Frankly, I think everyone is looking at this detail in a more complicated way than it needs to be. I would like to offer three thoughts with regard to the detail. First, the angle is located only 1" from the end of the HSS where there is located a cap plate. The cap plate will provide substantial stiffening to the end of the member and will reduce the bending stress in the sidewall of the HSS. Second, if you want a simplified/conservative approach to determine the bending stress in the sidewall consider the wall as a simply supported beam spanning between the top and bottom of the HSSS subjected to a concentrated moment at midspan. The eccentricity of the applied load is not shown but if we assume the sketch is to scale it appears to be about 2 inches. This results in an applied moment of 2 kips x 2" = 4 kin (using the 2000 lbs per angle listed above). This results in a maximum moment in the sidewall of M/2 = 2 k in. If you assume an effective width of the sidewall equal to 5 inches then the section modulus is 5*.25^2/6 = .0520833 in^3. Subsequently this results in a bending stress of 2/.0520833 = 38.4 ksi. This is a relatively high stress but it is still less than .90*Fy = .90*46 = 41.4 ksi. Lastly, a simple check on tear-out could be determined by approximating the force in the vertical leg and dividing by the perimeter length of the portion of the angle in tension. Then compare this stress to a rupture allowable of .30Fu. The 4 k in moment results in an approximate flange force of 4/2 = 2 kips. The perimeter length of the tension side of the angle = 2.068 + .5 + 2.068 = 4.636 in. The force per unit length along the tension side of the angle = 2/4.636 = .43 kips/in. This results in a rupture stress of .43/.25 = 1.72 ksi. Which is relatively low.

 

[ishvaaag]

BAretired, please, from where do you find

Internal Work = 29m where m is the plastic moment of the wall per inch?

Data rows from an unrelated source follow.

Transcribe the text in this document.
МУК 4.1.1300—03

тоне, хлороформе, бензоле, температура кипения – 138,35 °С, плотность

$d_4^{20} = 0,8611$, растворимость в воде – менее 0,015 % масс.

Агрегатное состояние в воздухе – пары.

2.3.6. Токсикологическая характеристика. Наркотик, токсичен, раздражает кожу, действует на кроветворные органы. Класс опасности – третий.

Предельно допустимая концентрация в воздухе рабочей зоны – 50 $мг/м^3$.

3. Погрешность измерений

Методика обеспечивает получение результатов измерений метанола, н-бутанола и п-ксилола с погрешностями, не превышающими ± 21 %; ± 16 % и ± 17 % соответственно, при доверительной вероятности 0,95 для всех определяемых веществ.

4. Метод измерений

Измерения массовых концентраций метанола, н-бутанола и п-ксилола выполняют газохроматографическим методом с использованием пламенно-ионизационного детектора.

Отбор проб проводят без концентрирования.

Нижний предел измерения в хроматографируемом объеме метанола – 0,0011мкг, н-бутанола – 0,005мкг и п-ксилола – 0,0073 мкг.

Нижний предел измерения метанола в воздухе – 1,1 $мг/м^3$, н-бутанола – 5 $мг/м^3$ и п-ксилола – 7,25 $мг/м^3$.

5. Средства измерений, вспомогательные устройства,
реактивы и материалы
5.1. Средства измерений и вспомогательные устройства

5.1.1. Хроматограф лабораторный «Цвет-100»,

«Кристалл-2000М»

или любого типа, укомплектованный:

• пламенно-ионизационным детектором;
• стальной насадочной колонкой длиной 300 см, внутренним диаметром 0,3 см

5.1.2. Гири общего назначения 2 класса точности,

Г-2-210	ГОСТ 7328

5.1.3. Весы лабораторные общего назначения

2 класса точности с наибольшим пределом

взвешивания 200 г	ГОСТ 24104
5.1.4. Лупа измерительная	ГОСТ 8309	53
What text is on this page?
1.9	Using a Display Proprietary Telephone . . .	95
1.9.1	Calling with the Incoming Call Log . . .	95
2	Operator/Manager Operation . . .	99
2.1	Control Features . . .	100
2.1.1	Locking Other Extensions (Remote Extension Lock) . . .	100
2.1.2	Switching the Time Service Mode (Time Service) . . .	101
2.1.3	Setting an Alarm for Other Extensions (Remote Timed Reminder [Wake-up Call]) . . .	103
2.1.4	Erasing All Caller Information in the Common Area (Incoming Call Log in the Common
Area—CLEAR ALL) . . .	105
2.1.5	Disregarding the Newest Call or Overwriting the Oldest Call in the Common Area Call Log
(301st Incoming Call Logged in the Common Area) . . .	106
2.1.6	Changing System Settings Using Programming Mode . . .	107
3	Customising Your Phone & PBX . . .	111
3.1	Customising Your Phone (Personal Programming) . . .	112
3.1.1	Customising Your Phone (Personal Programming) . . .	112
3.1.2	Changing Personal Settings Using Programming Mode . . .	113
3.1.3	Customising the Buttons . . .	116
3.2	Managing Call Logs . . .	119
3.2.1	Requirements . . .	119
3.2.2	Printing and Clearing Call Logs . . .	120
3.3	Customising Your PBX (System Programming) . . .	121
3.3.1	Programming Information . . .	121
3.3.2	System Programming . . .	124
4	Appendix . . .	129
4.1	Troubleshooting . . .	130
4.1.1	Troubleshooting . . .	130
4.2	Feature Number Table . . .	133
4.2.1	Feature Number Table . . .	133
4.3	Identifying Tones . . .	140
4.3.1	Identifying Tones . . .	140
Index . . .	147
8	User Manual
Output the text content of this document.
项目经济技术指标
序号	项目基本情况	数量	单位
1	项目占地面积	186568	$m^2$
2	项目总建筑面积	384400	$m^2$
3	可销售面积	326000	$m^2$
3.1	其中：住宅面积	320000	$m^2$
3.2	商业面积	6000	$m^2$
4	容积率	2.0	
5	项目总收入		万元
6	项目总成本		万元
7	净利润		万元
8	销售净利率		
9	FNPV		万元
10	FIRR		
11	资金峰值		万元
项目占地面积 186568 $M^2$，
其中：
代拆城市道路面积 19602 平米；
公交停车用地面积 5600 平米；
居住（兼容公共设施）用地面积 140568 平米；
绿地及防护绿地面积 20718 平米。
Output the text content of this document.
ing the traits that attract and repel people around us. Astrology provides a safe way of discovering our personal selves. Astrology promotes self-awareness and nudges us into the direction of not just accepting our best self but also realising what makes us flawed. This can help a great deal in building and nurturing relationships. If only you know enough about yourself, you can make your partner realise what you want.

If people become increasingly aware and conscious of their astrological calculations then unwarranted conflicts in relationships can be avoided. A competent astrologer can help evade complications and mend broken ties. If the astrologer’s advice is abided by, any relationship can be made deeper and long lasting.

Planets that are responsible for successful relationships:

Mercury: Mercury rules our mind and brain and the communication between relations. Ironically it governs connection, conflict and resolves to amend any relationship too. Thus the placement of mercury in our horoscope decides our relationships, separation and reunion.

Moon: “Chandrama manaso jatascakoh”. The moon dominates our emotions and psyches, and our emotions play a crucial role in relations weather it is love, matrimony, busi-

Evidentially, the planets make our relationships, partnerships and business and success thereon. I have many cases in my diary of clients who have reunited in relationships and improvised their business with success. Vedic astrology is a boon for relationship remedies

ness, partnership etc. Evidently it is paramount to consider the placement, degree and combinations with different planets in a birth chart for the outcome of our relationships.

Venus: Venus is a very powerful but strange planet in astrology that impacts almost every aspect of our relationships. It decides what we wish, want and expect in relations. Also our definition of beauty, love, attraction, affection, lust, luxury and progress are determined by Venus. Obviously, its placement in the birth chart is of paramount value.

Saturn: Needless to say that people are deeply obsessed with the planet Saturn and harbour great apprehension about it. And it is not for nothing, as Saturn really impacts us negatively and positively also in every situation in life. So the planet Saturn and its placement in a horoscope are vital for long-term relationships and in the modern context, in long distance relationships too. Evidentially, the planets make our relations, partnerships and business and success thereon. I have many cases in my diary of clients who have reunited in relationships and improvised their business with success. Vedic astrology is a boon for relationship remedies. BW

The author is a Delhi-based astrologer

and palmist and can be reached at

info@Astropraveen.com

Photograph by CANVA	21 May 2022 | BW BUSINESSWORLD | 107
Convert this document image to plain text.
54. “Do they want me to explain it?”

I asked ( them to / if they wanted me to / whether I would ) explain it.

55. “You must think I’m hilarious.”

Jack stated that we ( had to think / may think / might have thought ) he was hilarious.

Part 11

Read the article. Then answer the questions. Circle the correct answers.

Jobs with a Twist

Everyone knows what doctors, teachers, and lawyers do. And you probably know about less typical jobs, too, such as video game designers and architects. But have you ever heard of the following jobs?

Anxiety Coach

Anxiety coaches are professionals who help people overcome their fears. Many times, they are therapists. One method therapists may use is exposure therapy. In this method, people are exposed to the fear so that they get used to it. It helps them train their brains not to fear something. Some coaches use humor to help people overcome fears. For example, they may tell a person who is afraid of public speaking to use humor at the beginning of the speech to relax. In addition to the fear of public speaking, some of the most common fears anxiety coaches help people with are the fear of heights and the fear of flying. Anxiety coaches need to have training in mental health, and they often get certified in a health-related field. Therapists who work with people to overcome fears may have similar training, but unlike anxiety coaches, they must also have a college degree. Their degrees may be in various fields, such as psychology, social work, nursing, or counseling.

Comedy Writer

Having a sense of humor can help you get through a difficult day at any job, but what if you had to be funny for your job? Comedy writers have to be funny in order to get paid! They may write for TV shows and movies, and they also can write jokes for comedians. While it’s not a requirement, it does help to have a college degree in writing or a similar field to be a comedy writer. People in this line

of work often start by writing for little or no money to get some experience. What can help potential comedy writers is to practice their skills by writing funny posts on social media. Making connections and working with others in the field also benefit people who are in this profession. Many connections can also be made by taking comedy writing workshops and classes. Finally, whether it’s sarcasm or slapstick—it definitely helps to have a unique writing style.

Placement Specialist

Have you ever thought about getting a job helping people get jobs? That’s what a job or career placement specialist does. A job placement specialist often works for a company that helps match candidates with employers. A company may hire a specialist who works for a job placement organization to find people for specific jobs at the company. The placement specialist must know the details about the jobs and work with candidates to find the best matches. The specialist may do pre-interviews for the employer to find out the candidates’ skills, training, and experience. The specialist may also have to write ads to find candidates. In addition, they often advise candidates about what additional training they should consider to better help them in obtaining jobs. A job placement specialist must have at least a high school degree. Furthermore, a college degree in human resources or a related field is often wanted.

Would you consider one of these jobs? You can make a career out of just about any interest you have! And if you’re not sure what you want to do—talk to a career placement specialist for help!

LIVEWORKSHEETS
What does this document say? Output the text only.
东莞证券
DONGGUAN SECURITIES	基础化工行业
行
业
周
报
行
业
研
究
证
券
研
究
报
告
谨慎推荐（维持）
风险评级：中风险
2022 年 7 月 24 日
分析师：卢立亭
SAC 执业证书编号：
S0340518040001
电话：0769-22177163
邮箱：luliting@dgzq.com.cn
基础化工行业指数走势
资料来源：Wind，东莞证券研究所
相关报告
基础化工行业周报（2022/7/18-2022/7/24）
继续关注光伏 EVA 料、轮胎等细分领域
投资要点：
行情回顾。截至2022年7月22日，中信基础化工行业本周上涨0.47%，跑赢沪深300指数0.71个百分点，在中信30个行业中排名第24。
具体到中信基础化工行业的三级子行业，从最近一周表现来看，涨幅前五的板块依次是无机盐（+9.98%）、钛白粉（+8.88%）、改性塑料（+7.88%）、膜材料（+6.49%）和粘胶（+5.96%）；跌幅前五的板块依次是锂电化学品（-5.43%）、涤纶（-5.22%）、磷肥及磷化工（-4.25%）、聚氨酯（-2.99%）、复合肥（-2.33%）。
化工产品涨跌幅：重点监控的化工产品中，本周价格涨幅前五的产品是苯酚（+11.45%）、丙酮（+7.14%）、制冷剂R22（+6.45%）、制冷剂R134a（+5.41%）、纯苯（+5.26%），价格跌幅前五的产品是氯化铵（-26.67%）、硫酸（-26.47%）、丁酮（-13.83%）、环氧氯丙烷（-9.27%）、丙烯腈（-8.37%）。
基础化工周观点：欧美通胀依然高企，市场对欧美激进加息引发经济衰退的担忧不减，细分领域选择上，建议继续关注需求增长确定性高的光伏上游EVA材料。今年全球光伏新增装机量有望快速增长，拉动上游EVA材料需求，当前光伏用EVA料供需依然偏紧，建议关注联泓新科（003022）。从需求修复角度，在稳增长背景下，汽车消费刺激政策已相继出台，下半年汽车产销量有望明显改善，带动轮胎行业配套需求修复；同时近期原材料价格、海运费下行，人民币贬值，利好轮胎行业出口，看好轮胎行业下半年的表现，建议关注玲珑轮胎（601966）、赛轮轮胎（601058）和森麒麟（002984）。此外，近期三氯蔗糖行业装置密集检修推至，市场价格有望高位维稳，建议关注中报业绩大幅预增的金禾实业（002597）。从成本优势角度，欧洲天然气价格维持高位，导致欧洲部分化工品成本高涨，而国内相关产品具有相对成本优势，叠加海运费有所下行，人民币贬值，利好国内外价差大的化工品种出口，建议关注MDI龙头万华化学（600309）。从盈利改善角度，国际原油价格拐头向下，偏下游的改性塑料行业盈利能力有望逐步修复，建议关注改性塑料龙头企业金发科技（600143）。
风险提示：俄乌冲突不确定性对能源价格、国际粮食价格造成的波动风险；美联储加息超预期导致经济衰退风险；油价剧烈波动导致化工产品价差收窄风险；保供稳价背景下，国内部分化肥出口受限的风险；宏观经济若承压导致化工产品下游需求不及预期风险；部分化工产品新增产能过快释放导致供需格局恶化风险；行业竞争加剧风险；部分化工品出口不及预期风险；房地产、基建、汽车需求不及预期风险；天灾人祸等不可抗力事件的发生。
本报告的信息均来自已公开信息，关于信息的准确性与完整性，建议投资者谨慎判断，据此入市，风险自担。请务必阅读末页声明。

Is it that you have some formula for the case? Other than that we need to formulate all the rotations (both at the load applying plane and at each yield line dihedral) as a function of the deformed trial geometry, then whilst meeting equilibriums seeking between the cases we try what is the one of the minimum internal work ...

 

[BAretired]

ishvaaag,

The attached sketch shows the location of assumed yield lines. Internal Work for each segment is defined as L*m*theta where theta is the angular rotation of the segment.

Dimension 'x' was first assumed to be 2" which led to an Internal Work of 29m.

Differentiating IW with respect to x and setting the result equal to zero indicates that a lesser value of x will be more critical. So Internal Work on this revised basis turned out to be 28.7m, not much different than before.

BA

 

[ishvaaag]

I will study it ... thanks, BAretired.